Independent companies form confederations. They roll their own corporate structure, picking and choosing which vendors to buy services from. What they lack is common vision and someone who can dial for dollars ranging from $1 million to $100 million.

A group is a tribe, where there is usually a promoter at the top who controls and directs multiple companies down the path of development. This person has a strong ability to raise money at the institutional and retails levels, a history of both successful and failed projects, and an ego. No good promoter thinks of himself as a minor star in the greater universe; we have not met a down-to-earth promoter who is good at his job.
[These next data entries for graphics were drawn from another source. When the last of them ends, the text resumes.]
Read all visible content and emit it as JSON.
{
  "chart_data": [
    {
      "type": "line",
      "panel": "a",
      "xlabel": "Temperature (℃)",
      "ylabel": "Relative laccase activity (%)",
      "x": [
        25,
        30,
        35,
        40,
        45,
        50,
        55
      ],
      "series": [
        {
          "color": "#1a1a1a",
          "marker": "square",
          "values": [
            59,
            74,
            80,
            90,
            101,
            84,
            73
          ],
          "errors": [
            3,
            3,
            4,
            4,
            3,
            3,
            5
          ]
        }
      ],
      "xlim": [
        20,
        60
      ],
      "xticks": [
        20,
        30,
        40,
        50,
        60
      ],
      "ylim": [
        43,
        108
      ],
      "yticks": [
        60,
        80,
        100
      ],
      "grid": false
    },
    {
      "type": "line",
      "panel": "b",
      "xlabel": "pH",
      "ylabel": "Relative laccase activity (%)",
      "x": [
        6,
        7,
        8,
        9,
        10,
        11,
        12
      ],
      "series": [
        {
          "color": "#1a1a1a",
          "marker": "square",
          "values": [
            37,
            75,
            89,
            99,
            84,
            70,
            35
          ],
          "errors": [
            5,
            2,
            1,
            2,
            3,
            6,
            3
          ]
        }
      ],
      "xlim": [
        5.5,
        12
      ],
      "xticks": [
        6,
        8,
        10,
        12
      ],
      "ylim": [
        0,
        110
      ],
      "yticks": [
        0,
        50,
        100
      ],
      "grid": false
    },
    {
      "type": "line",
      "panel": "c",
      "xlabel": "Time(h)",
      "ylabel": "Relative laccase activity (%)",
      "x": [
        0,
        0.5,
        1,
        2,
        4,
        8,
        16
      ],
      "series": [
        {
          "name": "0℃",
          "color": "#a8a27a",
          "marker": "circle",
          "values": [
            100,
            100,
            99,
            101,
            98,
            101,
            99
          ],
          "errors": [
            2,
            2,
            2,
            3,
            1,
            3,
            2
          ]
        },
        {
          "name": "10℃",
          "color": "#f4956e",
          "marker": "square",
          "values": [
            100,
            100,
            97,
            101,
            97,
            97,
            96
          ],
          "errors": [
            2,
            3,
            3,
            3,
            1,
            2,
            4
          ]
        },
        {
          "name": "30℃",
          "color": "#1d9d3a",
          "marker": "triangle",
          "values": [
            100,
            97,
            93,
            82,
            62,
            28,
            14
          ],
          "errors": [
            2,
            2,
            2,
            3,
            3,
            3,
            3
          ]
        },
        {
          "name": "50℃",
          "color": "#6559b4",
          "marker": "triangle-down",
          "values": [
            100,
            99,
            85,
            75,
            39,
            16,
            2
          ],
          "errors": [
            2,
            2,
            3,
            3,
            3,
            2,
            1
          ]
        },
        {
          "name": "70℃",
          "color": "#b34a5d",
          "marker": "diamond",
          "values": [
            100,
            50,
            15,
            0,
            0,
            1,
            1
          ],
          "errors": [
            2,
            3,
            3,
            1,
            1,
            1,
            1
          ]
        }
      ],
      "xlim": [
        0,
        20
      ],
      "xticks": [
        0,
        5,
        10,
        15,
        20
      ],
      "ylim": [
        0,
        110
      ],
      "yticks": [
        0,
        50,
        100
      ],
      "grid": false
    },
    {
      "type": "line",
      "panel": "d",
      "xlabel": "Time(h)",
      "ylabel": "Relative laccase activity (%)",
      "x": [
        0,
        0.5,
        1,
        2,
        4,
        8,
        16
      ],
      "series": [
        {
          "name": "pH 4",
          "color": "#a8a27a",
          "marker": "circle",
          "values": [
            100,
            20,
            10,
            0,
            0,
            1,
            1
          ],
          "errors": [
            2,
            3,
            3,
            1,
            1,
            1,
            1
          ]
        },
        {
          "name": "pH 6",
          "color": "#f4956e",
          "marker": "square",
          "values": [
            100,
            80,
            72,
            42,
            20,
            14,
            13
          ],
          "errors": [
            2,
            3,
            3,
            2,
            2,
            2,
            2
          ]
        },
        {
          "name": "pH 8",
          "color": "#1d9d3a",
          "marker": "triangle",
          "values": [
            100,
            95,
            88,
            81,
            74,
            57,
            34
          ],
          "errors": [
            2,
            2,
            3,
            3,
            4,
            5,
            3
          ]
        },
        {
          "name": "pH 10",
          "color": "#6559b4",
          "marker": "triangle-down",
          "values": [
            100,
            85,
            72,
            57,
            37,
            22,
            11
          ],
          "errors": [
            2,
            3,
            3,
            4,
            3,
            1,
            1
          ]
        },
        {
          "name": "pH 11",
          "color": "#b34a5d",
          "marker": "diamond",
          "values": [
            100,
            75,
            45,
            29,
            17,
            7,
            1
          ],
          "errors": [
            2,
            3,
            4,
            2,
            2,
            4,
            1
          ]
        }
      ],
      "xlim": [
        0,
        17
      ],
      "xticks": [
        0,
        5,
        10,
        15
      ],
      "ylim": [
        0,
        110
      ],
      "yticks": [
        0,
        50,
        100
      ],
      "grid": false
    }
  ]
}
We have been involved in both standalone projects and group projects, and our feeling is if you have a significant discovery, the group will outperform the standalone company. The group will also be rational about driving capital to good projects and doing the necessary work to abandon weak projects.

One of the best conversations we have had was with a director of a major pharmaceutical company who managed new drug development. We made the comment that it was impressive that they were willing to spend $800 million to develop a new drug. He made the counterpoint that what was even more impressive was their ability to quickly kill dead ends, as the net sum of the drugs that fail cost substantially more than the drugs that succeed.

The head of the tribe has an obligation to keep the tribe healthy. Standalone companies often hold on to projects long past the use-by date, wasting investor money. A good standalone CEO who can see things no one else can see is worth his weight in diamonds and caviar. However, good CEOs quickly form new groups and become heads of tribes.